S’il est vrai que le blé est la céréale consommée la moins produite dans la région (5 % de la production totale de graminées), son importance reste tout aussi relative dans les plats des ménages.
En effet, selon Solagro, la part du blé dans les céréales destinées à la consommation humaine atteint seulement 14 % en Afrique de l’Ouest contre 19 % en Afrique centrale, 31 % en Afrique australe et 63 % en Afrique du Nord.
D’un point de vue nutritionnel, il s’agit également d’une des céréales qui contribue le moins à l’apport énergétique alimentaire quotidien.
Une analyse de l’Unité mixte de recherche Marchés, organisations, institutions et stratégies d’acteurs (UMR Moisa) du Cirad et de la Chaire Unesco Alimentations du Monde datant de 2022, indique ainsi que le blé est surtout un « aliment marginal » en Afrique de l’Ouest représentant en moyenne moins de 10 % de l’apport calorique total avec le Sénégal, le Cap-Vert et la Mauritanie qui affichent les plus importants chiffres avec respectivement 12, 13 et 33 % contre 1 % au Niger et 6 % en Côte d’Ivoire.
« Au moment de la crise ukrainienne, il y a eu beaucoup d’exagération sur le fait que celle-ci allait se traduire par une famine gigantesque en Afrique. D’abord il n’y a pas eu de famine suite à l’augmentation du prix du blé. Oui, les citadins ont dû payer plus cher leur blé, mais ils ne sont pas dépendants du blé pour la majorité de leur alimentation. Ils le sont plus pour le riz », ajoute M. Bricas.

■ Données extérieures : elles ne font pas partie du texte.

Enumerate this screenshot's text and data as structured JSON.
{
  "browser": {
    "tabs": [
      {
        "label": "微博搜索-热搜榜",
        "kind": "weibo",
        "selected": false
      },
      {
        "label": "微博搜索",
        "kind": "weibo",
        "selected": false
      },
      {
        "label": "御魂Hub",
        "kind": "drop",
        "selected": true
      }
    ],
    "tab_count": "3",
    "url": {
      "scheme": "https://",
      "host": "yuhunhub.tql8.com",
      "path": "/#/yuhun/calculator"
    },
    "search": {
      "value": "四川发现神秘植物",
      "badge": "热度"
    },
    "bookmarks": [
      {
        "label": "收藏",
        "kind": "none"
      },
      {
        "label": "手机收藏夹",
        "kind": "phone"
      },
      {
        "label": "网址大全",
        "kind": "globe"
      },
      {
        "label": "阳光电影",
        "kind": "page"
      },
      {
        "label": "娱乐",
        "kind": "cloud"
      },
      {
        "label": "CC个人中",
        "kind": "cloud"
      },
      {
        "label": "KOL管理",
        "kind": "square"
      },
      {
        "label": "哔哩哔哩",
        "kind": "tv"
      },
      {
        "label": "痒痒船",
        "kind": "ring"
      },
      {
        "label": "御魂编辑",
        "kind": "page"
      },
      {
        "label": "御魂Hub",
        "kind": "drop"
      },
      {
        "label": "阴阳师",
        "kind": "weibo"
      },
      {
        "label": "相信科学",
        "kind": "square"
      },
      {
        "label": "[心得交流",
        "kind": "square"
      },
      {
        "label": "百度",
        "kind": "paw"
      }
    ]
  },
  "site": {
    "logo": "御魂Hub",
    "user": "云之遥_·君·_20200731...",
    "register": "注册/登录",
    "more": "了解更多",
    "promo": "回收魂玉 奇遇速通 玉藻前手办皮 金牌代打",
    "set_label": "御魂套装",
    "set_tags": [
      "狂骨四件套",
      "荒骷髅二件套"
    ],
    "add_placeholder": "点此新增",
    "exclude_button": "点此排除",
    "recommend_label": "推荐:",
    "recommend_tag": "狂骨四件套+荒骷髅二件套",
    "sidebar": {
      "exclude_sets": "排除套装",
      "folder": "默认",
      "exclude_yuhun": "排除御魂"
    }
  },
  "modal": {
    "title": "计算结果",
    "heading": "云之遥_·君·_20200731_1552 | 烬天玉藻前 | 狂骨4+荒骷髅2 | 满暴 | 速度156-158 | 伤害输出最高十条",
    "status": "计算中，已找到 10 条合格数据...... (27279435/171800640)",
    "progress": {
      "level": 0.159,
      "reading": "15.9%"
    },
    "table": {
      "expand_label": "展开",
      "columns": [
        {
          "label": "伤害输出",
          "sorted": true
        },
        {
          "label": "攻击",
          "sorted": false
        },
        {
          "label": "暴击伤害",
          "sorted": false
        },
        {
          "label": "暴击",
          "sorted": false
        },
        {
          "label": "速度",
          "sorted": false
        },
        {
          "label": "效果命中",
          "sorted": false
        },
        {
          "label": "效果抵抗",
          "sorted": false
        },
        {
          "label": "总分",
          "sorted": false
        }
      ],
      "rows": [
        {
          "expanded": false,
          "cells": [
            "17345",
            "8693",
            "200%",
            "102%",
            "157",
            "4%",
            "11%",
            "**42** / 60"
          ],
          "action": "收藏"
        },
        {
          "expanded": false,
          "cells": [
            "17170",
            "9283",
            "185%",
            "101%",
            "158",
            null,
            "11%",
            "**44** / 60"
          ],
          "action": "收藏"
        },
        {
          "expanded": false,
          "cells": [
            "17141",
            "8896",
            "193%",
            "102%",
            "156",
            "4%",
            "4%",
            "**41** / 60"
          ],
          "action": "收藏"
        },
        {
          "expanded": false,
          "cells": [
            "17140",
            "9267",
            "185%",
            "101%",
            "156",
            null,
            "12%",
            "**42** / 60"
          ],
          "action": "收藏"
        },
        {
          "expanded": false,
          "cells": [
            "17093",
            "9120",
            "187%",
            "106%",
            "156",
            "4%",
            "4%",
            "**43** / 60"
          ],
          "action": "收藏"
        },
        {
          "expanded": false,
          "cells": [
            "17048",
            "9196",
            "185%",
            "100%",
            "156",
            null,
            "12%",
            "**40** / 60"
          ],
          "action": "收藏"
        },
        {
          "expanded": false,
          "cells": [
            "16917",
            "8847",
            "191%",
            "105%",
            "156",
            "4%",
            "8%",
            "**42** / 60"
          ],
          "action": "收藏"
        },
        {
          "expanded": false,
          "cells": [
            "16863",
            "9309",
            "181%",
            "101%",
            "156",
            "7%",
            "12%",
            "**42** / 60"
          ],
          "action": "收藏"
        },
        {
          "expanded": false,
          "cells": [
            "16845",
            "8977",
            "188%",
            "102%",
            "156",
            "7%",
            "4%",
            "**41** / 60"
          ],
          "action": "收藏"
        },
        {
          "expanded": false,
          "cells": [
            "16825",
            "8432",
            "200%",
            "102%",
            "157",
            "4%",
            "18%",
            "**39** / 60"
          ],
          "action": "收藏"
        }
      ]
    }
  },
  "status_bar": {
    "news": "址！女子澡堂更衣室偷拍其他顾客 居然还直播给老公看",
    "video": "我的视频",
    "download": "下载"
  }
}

Dans la même veine, un rapport publié en avril 2023 met en avant le fait que le blé reste une « céréale de luxe » pour les populations pauvres au Nigeria pour lesquelles, elle ne compte que pour 4 % de la consommation alimentaire totale et 8 % de leur consommation de produits amylacés.
Bien que le gouvernement soit déterminé à augmenter à tout prix la production du blé, le rapport indique qu’il existe d’autres champs d’action. Selon les auteurs, il y a un besoin croissant de formuler les réponses à des chocs alimentaires externes en prenant d’abord appui sur la spécificité des contextes nationaux.

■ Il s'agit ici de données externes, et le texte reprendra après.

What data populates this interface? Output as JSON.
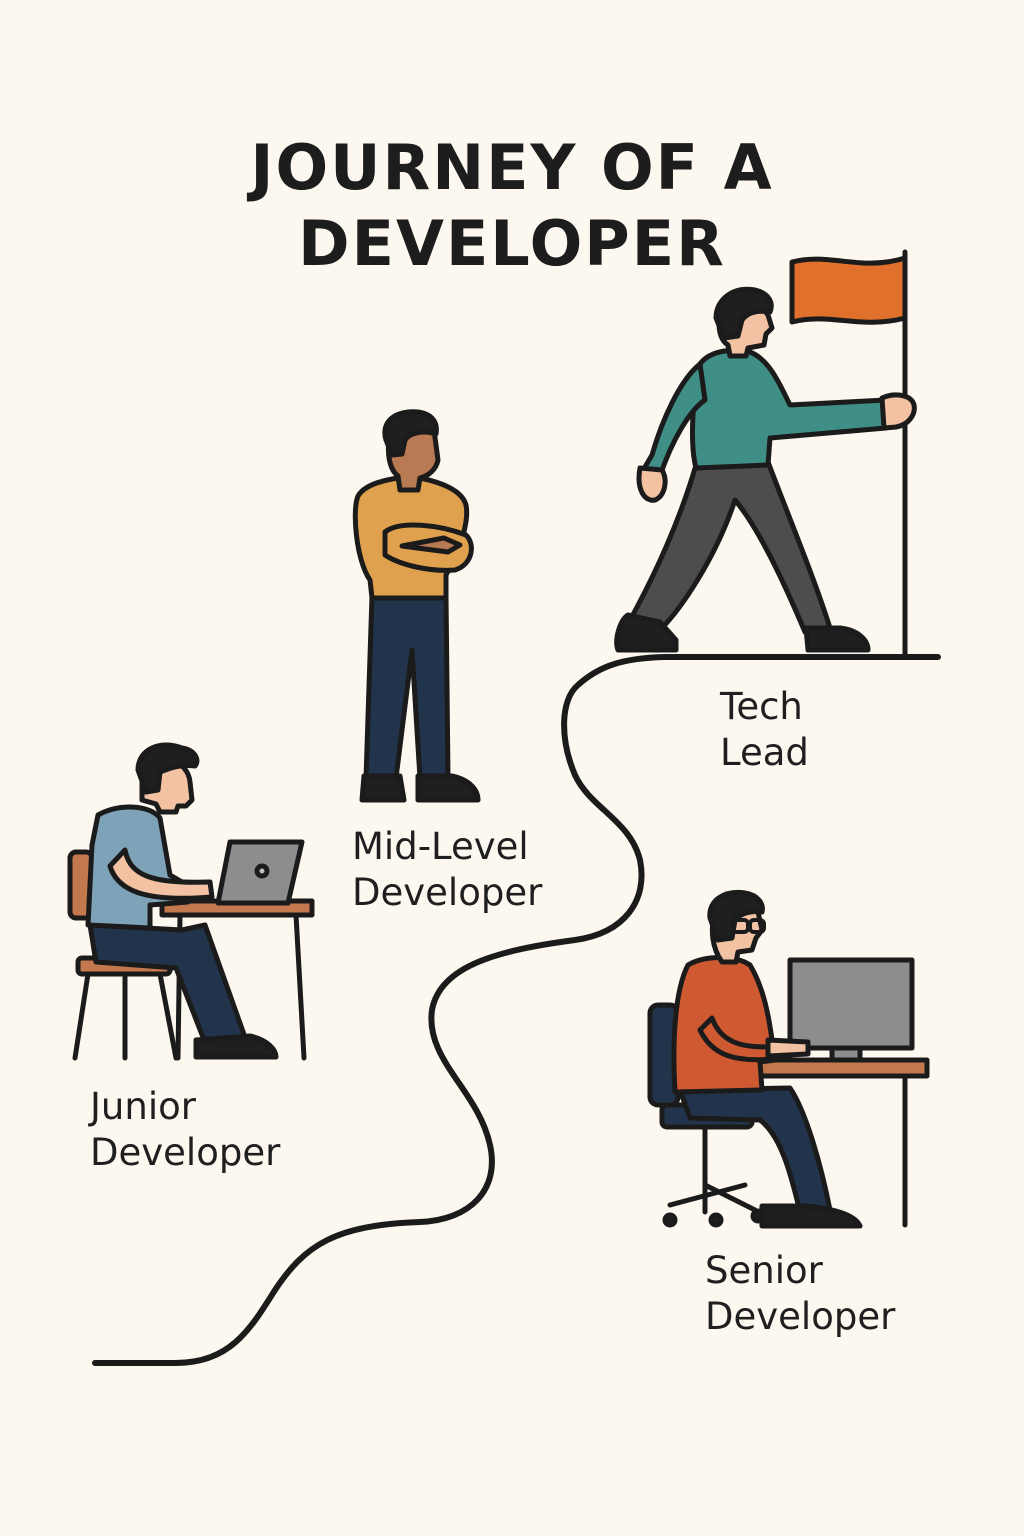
{
  "title": {
    "line1": "JOURNEY OF A",
    "line2": "DEVELOPER"
  },
  "stages": [
    {
      "line1": "Junior",
      "line2": "Developer"
    },
    {
      "line1": "Mid-Level",
      "line2": "Developer"
    },
    {
      "line1": "Tech",
      "line2": "Lead"
    },
    {
      "line1": "Senior",
      "line2": "Developer"
    }
  ],
  "colors": {
    "background": "#fcf8ef",
    "outline": "#1b1b1b",
    "flag": "#e0702c",
    "junior_shirt": "#7ea3b8",
    "mid_shirt": "#e0a14e",
    "lead_shirt": "#3f8f86",
    "senior_shirt": "#cf5a32",
    "pants_navy": "#22344b",
    "pants_gray": "#4d4d4d",
    "skin": "#f2c2a3",
    "skin_dark": "#b77a52",
    "wood": "#c4784d"
  }
}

Dans cette logique, le rapport estime que les gouvernements seraient mieux avisés d’investir dans l’augmentation de la production de cultures importantes pour la sécurité alimentaire, adaptées aux conditions biophysiques de l’Afrique subsaharienne.

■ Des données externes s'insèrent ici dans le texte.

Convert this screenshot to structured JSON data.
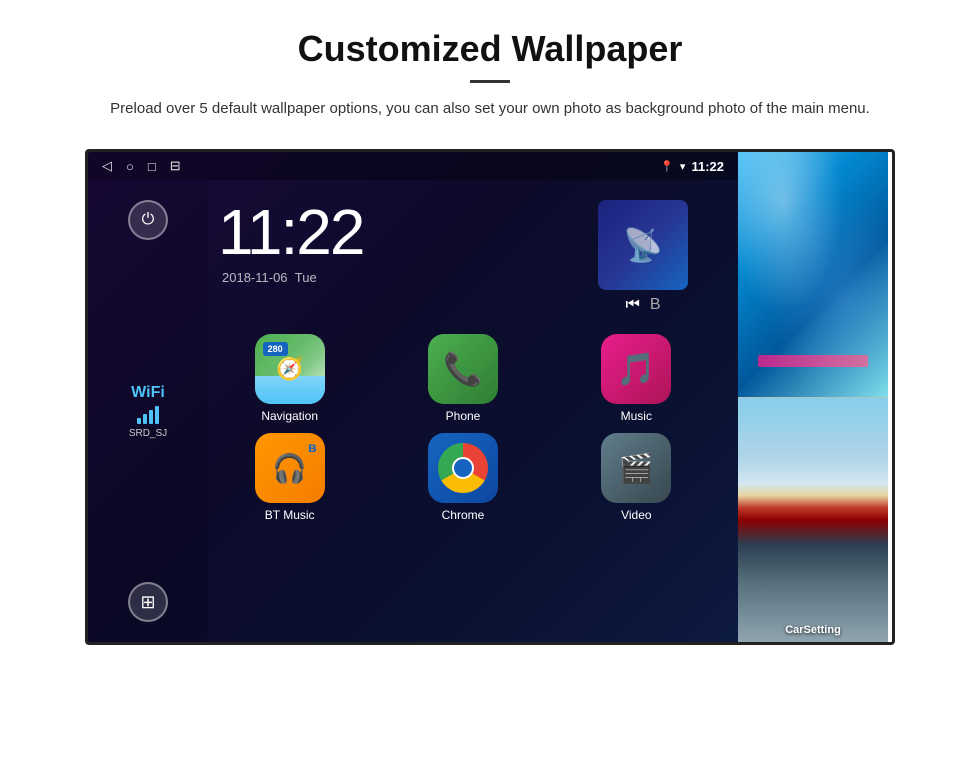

De son côté, M. Bricas souligne que la mère des batailles reste la diversification alimentaire qui peut permettre de réduire l’importance du blé dans le panier de consommation.
« Les efforts consacrés à produire du blé en Afrique de l’Ouest ne doivent pas se faire au détriment de la diversification alimentaire. Trop peu d’efforts ont été consacrés jusqu’à présent à la promotion de produits de base cultivables facilement dans la région : le maïs, le manioc, l’igname, la patate douce, etc. Si vous regardez dans l’histoire longue de l’Afrique de l’Ouest, les pays ont considérablement diversifié leur alimentation avec des produits initialement importés, mais qui ont pu être produits localement à des prix et à des coûts raisonnables : le maïs et le manioc pour ne citer que ceux-là », détaille-t-il avant d’ajouter :
« Il n’y a pas forcément de raison de faire de gros efforts sur le blé dans une zone géographique qui a du mal à en produire. En Asie, on ne mange pas beaucoup de blé, on mange du riz ; en Amérique latine, du maïs. Au Brésil, on consomme du pain, mais il est fait avec de l’amidon de manioc fermenté et séché au soleil, technologie traditionnelle très répandue qu’on a d’ailleurs testée avec succès au Bénin. Chaque zone mange ainsi ce qu’elle est surtout capable de produire abondamment et pas trop cher ».